A launch was scheduled for tonight in Toronto of a brand new literary magazine called Little Brother. According to a story in Quill & Quire,
The quarterly of essays and short stories will take a wider-than-usual approach to Canadian literary culture and criticism. “The idea of Little Brother is to embrace that we can be smaller and we can be unique,” [Emily M.]Keeler [the founder and editor] says. “Essays … don’t have to be timely, you can talk about anything as long as it’s meaningful to you, and you can say it in a compelling way.”

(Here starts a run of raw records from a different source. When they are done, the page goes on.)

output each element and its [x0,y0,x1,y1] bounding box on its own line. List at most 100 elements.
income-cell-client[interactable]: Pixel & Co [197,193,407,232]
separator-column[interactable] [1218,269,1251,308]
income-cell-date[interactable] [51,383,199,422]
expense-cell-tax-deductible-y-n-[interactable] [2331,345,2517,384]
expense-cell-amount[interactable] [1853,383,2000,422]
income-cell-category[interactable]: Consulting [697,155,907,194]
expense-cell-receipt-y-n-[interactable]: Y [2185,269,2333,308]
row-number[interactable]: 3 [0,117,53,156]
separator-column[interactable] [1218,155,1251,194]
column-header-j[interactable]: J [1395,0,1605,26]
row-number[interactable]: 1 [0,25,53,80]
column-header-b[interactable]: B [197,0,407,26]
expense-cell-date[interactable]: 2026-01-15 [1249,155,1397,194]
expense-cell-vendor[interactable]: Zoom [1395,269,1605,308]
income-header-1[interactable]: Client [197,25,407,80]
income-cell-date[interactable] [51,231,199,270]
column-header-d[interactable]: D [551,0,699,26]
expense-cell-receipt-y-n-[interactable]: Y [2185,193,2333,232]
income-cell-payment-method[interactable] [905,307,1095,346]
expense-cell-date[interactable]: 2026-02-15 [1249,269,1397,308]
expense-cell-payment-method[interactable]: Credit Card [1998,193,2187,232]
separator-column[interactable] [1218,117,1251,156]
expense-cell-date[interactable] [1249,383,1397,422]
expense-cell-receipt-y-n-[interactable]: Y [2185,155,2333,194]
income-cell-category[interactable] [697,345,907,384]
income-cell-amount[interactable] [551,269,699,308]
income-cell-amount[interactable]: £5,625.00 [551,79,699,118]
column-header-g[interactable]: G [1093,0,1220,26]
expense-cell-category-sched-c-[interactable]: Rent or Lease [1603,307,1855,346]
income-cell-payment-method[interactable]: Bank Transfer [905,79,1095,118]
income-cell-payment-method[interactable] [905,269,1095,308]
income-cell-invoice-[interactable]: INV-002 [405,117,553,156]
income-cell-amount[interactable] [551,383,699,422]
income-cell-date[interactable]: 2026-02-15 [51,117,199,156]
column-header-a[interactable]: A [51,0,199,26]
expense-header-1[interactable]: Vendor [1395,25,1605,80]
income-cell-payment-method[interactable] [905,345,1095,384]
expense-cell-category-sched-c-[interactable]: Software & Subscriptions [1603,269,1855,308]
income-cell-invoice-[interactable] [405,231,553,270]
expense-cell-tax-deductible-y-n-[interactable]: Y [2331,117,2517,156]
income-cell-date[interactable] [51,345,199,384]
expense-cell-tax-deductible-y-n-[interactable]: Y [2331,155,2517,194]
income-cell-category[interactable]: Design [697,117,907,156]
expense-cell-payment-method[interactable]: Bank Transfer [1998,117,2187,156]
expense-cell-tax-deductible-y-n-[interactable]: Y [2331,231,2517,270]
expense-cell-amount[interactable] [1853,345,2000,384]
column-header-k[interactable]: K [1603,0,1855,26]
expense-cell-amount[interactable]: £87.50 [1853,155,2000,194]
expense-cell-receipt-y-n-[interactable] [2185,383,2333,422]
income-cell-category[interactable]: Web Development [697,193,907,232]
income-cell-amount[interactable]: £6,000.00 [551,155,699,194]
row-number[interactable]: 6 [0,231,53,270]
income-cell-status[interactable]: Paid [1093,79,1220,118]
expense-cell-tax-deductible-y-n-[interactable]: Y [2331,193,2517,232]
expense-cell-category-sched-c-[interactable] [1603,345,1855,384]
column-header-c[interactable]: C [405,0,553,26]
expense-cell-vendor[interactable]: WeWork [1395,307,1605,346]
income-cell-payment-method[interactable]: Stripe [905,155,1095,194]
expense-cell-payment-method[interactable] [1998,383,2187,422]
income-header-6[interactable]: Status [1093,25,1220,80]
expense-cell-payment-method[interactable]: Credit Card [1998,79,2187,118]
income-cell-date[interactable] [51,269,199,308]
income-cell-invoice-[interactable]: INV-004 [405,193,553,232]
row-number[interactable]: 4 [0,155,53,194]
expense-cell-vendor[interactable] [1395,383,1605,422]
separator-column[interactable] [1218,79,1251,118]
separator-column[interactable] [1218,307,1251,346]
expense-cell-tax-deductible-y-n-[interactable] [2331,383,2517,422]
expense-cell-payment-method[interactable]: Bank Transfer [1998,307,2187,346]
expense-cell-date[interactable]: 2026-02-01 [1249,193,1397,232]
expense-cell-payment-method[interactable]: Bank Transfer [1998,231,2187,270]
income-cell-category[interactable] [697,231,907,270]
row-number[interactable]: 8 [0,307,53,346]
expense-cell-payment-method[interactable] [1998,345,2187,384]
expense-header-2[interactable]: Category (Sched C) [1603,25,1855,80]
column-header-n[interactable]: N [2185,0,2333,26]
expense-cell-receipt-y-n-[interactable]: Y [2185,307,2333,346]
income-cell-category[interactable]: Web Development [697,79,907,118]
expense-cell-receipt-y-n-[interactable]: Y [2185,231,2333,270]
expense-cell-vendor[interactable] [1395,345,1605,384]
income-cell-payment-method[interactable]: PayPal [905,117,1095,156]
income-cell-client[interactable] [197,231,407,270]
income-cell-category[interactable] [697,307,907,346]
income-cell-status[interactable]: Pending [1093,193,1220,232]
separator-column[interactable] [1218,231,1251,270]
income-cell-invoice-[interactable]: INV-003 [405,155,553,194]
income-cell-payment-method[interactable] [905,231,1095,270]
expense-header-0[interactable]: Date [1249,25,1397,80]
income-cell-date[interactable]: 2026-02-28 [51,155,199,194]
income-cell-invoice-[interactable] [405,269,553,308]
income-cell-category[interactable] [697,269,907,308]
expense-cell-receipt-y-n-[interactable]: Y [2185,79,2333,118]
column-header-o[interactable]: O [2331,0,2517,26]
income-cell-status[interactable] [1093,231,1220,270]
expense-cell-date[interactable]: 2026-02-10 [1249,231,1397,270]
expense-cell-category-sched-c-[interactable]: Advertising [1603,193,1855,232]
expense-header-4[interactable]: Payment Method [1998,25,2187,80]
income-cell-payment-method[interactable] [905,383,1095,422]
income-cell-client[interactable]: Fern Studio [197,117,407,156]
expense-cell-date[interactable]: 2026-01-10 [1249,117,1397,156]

Keeler funded the first issue herself, and is optimistic that by keeping costs down, she can make enough money from subscriptions, and select newsstand and online sales to keep rolling her investment back into the magazine, which retails for $12. “We haven’t even launched yet, and so far we’ve almost broken even on pre-orders and subscriptions alone,” she says.
One unusual aspect of the magazine is that it is produced, by "risograph" technology (which, frankly, we'd never heard of), essentially high speed photocopying. It also has a Tumblr site.
“One of the reasons I wanted to start this magazine was because a lot of the Canadian literary publications are either more established, more serious, and tied to universities, or they seem to have a rotating roster of contributors,” she says. “It doesn’t seem as if there’s a great deal of brand new [writers].”